On 18/Jun/20 12:28, Robert Raszuk wrote:
To your IGP point let me observe that OSPF runs over IP and ISIS does not. That is first fundamental difference. There are customers using both all over the world and therefore any suggestion to just use OSPFv3 is IMHO quite unrealistic.
Are you saying that OSPF houses that want IPv6 should just move to IS-IS. Don't get me wrong, I support that very much as I think IS-IS is a great IGP. That said, while it's good to convince OSPF operators to consider IS-IS, it's not our place to force them to use it. Also, OSPFv3-only for your dual-stack IGP needs is a supported capability. Last time I tested it in Juniper in 2010/2011, it worked well. I don't know if anyone is actually running IPv4 and IPv6 on OSPFv3 only, but it does work.
Keep in mind that OSPF hierarchy is 2 (or 3 with super area) while in IETF there is ongoing work to extend ISIS to 8 levels. There is a lot of fundamental differences between those two (or three) IGPs and I am sure many folks on the lists know them.

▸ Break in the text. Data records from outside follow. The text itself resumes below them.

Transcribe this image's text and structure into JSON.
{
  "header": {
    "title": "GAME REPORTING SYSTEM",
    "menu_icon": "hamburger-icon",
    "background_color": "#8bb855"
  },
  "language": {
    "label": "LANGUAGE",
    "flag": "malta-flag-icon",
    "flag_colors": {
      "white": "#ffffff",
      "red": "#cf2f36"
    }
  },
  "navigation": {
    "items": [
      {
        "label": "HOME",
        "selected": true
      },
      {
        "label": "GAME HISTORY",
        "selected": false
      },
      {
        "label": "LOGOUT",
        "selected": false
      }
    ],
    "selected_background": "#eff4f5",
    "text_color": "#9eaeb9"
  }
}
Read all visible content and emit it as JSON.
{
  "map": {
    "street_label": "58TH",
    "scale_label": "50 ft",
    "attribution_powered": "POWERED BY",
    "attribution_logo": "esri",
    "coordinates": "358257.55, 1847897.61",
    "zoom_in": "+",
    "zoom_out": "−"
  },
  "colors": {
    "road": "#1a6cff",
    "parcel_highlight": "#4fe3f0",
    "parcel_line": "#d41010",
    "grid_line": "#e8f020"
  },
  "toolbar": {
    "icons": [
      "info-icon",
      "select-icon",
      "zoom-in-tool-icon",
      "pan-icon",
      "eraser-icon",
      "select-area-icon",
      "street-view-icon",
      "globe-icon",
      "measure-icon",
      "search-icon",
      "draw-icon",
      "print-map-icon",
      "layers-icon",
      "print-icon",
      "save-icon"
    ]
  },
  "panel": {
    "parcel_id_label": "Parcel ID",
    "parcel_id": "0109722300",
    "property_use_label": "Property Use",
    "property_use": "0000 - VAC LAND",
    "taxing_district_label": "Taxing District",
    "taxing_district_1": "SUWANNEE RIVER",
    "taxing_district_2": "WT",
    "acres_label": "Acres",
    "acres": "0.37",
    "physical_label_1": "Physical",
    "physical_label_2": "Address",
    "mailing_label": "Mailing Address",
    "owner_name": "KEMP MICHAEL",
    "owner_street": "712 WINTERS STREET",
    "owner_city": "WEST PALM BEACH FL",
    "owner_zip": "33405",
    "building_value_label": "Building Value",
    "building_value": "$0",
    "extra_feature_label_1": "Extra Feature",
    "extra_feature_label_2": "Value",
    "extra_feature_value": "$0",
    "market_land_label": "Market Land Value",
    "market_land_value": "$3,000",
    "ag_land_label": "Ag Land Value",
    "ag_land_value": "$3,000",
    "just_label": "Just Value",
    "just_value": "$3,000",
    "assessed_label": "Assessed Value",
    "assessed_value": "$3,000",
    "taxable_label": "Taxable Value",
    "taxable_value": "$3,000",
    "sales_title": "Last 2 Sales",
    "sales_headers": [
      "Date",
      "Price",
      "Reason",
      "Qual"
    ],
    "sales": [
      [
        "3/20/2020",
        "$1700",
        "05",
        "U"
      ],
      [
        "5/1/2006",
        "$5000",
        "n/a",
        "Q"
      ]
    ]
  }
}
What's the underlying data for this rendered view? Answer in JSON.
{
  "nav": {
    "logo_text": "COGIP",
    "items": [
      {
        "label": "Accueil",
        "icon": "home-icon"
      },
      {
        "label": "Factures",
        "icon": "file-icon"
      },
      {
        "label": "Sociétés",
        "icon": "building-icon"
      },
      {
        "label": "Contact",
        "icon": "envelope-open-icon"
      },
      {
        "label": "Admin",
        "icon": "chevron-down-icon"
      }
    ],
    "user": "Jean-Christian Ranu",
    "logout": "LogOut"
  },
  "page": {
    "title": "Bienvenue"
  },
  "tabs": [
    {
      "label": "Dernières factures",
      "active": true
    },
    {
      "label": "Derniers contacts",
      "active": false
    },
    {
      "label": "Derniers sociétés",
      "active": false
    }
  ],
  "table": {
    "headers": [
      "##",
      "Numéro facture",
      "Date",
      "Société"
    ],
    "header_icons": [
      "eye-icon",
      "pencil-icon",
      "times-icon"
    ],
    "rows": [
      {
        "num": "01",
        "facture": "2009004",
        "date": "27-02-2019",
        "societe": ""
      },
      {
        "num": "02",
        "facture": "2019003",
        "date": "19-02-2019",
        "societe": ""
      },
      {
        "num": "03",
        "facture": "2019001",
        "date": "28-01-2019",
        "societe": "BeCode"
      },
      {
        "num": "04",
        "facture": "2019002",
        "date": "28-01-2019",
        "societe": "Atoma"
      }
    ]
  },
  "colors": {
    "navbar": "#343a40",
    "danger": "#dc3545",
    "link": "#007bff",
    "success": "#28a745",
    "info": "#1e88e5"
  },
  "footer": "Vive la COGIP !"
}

15+ years ago, I'd have said that one protocol may have been suited to a specific task than another due to the control plane limitations of the day. In 2020, with the state-of-the-art of control planes today, it near as makes no difference, IMHO.
Last there is a lot of enterprise networks happily using IPv4 RFC1918 all over their global WAN and DCs infrastructure and have no reason to deploy IPv6 there any time soon.
No wonder the vendors aren't seeing any LDPv6, SR-ISISv6 or SR-OSPFv3 demand :-). Mark.